“Bize tayyare sanayii de lazımdır”

02/03/1937

1935 Mayıs’ında Başbakan İsmet İnönü, “Türkiye’nin hava tehlikesine maruz bir ülke” olduğunu söylemiş ve ülkenin hava savunması açısından eksikleri bulunduğunu açıklamıştı. Başbakan, hava ordusunu güçlendirmek için halkı fedakârlığa çağırmıştı. O günlerdeki hedef, hava kuvvetlerini 500 uçakla güçlendirmekti. Bu çağrıdan iki yıl sonra, 2 Mart 1937’de, bu kez ülkeye 1.000 yeni “tayyare” ve 15.000 “tayyareci” kazandırmak amacıyla yeni bir çalışma başlatıldığı duyuruldu.
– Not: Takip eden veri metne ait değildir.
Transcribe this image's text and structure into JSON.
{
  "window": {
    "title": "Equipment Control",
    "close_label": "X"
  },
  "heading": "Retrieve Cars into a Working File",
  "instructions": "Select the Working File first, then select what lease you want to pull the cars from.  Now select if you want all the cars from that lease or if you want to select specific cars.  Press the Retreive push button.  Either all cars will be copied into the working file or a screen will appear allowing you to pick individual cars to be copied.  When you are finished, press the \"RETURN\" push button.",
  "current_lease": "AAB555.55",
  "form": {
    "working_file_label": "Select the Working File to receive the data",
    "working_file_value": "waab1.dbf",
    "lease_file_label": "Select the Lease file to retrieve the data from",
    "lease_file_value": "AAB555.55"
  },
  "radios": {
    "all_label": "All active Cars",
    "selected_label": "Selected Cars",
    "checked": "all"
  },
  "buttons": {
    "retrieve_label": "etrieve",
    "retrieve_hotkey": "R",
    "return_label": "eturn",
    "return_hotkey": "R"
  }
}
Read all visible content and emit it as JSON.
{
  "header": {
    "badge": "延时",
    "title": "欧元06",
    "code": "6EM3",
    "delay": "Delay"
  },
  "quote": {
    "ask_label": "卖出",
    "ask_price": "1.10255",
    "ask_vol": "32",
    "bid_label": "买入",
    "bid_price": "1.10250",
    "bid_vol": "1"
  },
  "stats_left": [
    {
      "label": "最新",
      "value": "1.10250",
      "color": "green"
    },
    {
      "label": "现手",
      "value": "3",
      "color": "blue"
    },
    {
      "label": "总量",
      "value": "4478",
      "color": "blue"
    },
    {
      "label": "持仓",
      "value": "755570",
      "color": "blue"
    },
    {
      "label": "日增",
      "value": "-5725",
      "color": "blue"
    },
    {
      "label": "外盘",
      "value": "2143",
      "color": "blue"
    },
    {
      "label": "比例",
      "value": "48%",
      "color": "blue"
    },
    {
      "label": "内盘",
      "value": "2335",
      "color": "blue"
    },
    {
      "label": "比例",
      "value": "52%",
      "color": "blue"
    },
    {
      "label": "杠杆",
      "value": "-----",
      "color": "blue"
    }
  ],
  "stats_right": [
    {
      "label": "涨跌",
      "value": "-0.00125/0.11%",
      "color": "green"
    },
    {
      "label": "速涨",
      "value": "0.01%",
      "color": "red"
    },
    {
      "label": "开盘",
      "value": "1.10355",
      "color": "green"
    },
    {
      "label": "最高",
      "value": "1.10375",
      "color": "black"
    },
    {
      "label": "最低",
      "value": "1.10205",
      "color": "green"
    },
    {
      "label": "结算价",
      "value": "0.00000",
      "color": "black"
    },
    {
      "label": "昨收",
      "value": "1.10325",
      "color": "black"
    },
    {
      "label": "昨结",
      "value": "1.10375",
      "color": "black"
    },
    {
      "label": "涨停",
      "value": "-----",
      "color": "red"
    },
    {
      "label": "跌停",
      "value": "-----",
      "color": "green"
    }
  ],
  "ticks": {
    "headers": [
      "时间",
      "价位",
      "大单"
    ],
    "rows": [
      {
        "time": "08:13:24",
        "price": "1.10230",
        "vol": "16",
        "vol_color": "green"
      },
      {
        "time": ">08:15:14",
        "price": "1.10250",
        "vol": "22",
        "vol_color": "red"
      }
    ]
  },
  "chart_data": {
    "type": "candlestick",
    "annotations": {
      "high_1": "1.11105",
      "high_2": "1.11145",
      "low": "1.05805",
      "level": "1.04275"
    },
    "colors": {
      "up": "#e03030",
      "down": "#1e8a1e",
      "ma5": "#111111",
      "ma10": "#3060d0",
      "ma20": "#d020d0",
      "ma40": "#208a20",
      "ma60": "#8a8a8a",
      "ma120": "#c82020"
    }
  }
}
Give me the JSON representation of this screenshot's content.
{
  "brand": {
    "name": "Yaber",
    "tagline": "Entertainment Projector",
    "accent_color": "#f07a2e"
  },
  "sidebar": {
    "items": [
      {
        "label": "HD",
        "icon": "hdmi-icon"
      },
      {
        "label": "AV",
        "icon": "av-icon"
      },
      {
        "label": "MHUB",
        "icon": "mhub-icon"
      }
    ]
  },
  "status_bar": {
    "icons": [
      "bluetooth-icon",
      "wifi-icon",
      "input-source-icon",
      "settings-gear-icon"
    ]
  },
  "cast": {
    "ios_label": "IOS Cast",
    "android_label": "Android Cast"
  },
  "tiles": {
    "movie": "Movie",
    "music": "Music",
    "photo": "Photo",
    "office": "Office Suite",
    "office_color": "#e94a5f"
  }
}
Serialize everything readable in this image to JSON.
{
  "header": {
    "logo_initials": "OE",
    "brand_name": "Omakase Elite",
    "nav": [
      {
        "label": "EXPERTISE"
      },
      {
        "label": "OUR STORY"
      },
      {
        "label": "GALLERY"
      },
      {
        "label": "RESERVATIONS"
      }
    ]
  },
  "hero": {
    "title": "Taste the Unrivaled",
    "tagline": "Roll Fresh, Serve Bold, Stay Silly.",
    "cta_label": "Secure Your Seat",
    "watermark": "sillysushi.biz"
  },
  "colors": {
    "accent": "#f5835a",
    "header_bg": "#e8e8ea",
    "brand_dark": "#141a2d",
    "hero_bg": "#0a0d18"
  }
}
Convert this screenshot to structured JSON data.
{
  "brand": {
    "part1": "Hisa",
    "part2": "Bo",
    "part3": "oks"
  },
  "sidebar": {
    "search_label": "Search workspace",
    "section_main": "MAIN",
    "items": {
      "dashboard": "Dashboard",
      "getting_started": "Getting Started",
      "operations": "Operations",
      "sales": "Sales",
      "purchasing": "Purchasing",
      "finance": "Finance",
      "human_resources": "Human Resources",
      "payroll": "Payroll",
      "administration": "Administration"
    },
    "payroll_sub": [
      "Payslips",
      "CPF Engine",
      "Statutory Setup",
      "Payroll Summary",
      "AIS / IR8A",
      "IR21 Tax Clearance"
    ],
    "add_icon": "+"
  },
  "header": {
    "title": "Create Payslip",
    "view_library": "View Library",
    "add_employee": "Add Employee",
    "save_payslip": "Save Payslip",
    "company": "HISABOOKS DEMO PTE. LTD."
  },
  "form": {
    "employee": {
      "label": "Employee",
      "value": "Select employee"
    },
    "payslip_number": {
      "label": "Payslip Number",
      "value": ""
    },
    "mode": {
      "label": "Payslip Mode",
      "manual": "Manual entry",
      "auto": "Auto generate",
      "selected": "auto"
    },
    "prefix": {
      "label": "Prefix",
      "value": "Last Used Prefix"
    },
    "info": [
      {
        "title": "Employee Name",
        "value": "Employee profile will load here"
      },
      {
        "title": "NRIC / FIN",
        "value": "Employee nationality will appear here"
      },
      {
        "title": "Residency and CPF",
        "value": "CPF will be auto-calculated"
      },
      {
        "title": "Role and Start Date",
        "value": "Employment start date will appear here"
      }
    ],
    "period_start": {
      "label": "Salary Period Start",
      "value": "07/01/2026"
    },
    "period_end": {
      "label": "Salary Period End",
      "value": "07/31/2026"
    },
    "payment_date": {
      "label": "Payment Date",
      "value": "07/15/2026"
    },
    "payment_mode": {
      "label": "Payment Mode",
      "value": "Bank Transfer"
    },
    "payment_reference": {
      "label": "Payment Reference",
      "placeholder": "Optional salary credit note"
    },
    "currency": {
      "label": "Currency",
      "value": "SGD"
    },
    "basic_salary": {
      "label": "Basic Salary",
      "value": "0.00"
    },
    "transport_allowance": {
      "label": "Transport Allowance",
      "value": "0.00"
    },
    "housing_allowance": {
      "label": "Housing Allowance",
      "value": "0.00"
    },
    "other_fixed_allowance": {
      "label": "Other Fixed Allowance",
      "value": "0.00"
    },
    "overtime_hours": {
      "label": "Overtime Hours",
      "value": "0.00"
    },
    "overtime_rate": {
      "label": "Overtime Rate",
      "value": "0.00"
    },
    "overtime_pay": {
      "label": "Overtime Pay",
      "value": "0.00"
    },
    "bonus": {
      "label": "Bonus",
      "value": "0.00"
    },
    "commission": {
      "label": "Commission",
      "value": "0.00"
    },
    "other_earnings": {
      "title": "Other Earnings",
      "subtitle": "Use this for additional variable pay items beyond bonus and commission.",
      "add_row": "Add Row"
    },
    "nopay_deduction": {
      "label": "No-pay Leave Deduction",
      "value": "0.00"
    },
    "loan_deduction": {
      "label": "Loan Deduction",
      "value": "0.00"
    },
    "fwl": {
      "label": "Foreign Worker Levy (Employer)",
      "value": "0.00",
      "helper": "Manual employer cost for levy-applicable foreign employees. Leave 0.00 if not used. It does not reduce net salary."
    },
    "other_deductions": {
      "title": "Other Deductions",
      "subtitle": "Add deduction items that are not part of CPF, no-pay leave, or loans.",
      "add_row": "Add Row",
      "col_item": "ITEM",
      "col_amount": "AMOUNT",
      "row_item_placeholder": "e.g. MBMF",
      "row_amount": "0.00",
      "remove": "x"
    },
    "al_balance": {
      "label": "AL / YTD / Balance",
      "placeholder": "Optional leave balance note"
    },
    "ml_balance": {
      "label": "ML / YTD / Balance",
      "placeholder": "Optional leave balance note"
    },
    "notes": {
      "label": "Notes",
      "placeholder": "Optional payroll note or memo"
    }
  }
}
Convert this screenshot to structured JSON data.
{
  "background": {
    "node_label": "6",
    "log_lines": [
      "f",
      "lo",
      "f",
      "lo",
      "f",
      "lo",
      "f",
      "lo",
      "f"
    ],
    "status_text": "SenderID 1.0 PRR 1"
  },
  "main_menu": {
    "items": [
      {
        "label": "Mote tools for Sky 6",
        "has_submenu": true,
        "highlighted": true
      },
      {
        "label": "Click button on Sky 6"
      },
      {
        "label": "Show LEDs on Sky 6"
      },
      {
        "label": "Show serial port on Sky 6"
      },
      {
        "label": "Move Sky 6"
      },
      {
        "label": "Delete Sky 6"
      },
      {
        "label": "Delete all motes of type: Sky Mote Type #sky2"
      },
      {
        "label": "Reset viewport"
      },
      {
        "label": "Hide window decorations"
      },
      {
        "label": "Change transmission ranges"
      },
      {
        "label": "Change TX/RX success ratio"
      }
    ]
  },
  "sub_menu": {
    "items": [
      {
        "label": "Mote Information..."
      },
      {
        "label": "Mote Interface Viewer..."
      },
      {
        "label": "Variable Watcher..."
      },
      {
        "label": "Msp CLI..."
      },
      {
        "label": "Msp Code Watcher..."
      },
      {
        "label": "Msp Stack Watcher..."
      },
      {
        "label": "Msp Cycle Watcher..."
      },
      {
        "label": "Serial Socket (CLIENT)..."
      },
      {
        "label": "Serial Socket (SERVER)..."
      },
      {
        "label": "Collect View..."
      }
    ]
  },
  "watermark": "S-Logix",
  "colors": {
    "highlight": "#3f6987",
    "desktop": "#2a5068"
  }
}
Yazar Abidin Daver, Cumhuriyetin ilk yıllarından itibaren öne çıkarılan havacılık davasının önemine bir kez daha şu satırlarla dikkat çekiyordu: Havacılık, bugün milli müdafaa bakımından birinci derecede önem kazanmıştır. Yalnız milli müdafaa bakımından mı? Tayyare, günden güne gelişen bir medeniyet vasıtası olarak insanların ve milletlerin hayatında, mütemadiyen büyüyen bir rol oynamaktadır. Havacılığı, bir medeniyet ölçüsü olarak almak ve şöyle bir düstur koymak hiç de yanlış olmaz: Havacılığı ileride olan millet, mutlaka medeniyetçe de ileri bir millettir. Türkiye’de 1.000 tayyare ve 15.000 tayyareci yetiştirmek, büyük milletimizin fedakârlığı sayesinde gerçekleştirilmesi mümkün bir gayedir. Fakat, bizim asıl idealimiz, kanadı, gövdesi, motoru, her şeyi memlekette yapılan tayyareler imal etmek, yani tam bir tayyare endüstrisi kurmak olmalıdır.